Mantan Anggota DPRD Sulbar Dapil Mamasa Zadrak To'tuan Dipanggil Polisi
Aduan itu terkait dugaan pencemaran nama baik dan pelanggaran undang-undang informasi dan transaksi elektronik (ITE).
Penulis: Semuel Mesakaraeng | Editor: Nurhadi Hasbi
:quality(30):format(webp):focal(0.5x0.5:0.5x0.5)/sulbar/foto/bank/originals/Puluhan-warga-datangi-Polres-Mamasa-mengawal-Zadrak-Totuan.jpg)
TRIBUN-SULBAR.COM, MAMASA - Mantan anggota Dewan Perwakilan Rakyat Daerah (DPRD) Sulawesi Barat (Sulbar), Zadrak To'tuan, dipanggil Polres Mamasa, Kamis (13/1/2022).
Pemanggilan Zadrak To'tuan, guna dimintai klarifikasi.
Zadrak dilaporkan dugaan pencemaran nama baik kepada salah seorang Aparatur Sipil Negeri (ASN) lingkup Pemerintah Kabupaten Mamasa.
Kepala Satuan Reserse Kriminal Polres Mamasa, AKP Dedi Yulianto menerangkan, beberapa pekan lalu pihaknya menerima aduan secara pribadi dari Ernesto Randan.
Aduan itu terkait dugaan pencemaran nama baik dan pelanggaran undang-undang informasi dan transaksi elektronik (ITE).

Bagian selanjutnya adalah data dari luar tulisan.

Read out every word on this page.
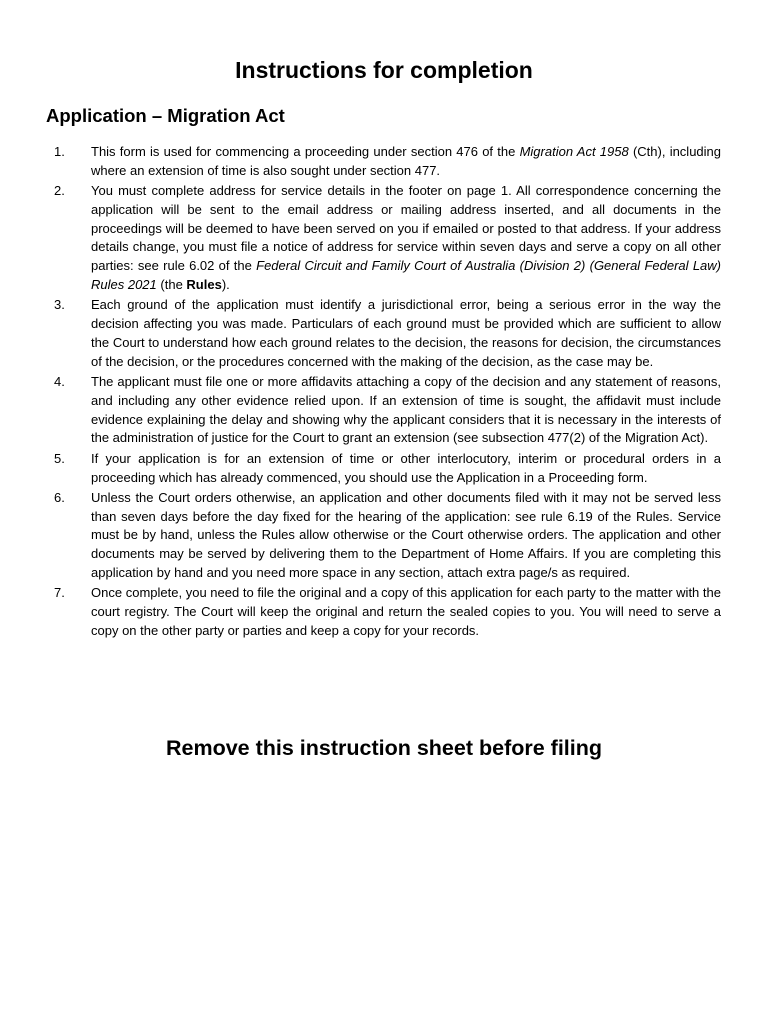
Instructions for completion
Application – Migration Act
1. This form is used for commencing a proceeding under section 476 of the Migration Act 1958 (Cth), including where an extension of time is also sought under section 477.
2. You must complete address for service details in the footer on page 1. All correspondence concerning the application will be sent to the email address or mailing address inserted, and all documents in the proceedings will be deemed to have been served on you if emailed or posted to that address. If your address details change, you must file a notice of address for service within seven days and serve a copy on all other parties: see rule 6.02 of the Federal Circuit and Family Court of Australia (Division 2) (General Federal Law) Rules 2021 (the Rules).
3. Each ground of the application must identify a jurisdictional error, being a serious error in the way the decision affecting you was made. Particulars of each ground must be provided which are sufficient to allow the Court to understand how each ground relates to the decision, the reasons for decision, the circumstances of the decision, or the procedures concerned with the making of the decision, as the case may be.
4. The applicant must file one or more affidavits attaching a copy of the decision and any statement of reasons, and including any other evidence relied upon. If an extension of time is sought, the affidavit must include evidence explaining the delay and showing why the applicant considers that it is necessary in the interests of the administration of justice for the Court to grant an extension (see subsection 477(2) of the Migration Act).
5. If your application is for an extension of time or other interlocutory, interim or procedural orders in a proceeding which has already commenced, you should use the Application in a Proceeding form.
6. Unless the Court orders otherwise, an application and other documents filed with it may not be served less than seven days before the day fixed for the hearing of the application: see rule 6.19 of the Rules. Service must be by hand, unless the Rules allow otherwise or the Court otherwise orders. The application and other documents may be served by delivering them to the Department of Home Affairs. If you are completing this application by hand and you need more space in any section, attach extra page/s as required.
7. Once complete, you need to file the original and a copy of this application for each party to the matter with the court registry. The Court will keep the original and return the sealed copies to you. You will need to serve a copy on the other party or parties and keep a copy for your records.
Remove this instruction sheet before filing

Terkait aduan itu, pihaknya memanggil Zadrak To'tuan, guna dimintai klarifikasi.
"Kasus ini kita proses dan masih tahap undangan klarifikasi," terang Dedi Yulianto.

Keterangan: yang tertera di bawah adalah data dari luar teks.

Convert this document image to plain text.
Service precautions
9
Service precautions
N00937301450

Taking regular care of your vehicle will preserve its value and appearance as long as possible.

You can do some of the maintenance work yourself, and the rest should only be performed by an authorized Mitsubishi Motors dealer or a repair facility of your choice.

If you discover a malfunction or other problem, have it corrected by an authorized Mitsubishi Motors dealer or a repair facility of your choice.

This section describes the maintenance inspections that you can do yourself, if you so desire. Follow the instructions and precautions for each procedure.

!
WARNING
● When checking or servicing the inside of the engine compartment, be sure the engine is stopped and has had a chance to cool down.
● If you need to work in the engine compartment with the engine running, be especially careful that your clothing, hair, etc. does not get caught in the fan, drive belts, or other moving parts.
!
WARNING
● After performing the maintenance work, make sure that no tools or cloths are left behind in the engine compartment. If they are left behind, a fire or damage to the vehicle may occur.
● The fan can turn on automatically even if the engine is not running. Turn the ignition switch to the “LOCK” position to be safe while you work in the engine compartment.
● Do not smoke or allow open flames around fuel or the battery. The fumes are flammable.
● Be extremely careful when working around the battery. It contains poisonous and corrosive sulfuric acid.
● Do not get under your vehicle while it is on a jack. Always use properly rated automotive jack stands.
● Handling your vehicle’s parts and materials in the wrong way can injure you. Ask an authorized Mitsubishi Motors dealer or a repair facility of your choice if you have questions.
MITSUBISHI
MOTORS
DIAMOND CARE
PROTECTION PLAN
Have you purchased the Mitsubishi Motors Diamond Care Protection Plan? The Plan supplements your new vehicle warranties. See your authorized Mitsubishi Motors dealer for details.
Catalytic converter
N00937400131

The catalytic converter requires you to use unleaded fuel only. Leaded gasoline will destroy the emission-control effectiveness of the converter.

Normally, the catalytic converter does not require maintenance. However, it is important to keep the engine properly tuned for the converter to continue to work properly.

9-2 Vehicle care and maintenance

Hal itu diakui Eli Sambominanga, Kuasa Hukum Zadrak To'tuan.
Kepada awak media Eli mengatakan, kliennya memenuhi undangan klarifikasi dari Polres Mamasa.
Kata dia, undangan itu berkenaan laporan dugaan pencemaran nama baik dan pelanggaran undang-undang ITE, terkait postingan Zadrak To'tuan.
Dijelaskan Eli, postingan Zadrak yang merepost berita online dengan judul Oknum ASN Labrak Meja Pimpinan, Paripurna DPRD Mamasa Ricuh.
"Itu yang direpost pak Zadrak dengan mempertanyakan apa maksudnya. Tetapi setelah direpost, ada yang melaporkan pak Zadrak," kata Eli saat ditemui di Polres Mamasa, Rante Katoan siang tadi.
Eli lanjut mengatakan, pelapor ada dua kelompok, yakni oknum ASN dan kelompok tokoh masyarakat dan kepala desa yang melaporkan Pak Zadrak.
"Intinya bahwa postingan Pak Zadrak hanya sekedar mempertanyakan peristiwa labrak meja. Tidak ada niat mendiskreditkan orang lain," kata Eli lanjut.
Sebelumny, kasus ini buntut dari Rapat paripurna DPRD Kabupaten Mamasa, pada Selasa (30/11/2021) yang diwarnai aksi labrak meja.
Aksi labrak meja dilakukan Ernesto Randan, yang saat ini menjabat Sekretaris BPP dan KB.
Aksi itu dilakukan Ernesto, lantaran tidak terima anggota Fraksi gabungan PPP dan Gerindra, Reskianto Taulabi Kia, menyampaikan aspirasi masyarakat.
Namun belum usai, pembicaraan Reskianto dipotong Ernesto dengan nada tinggi, hingga berujung ricuh.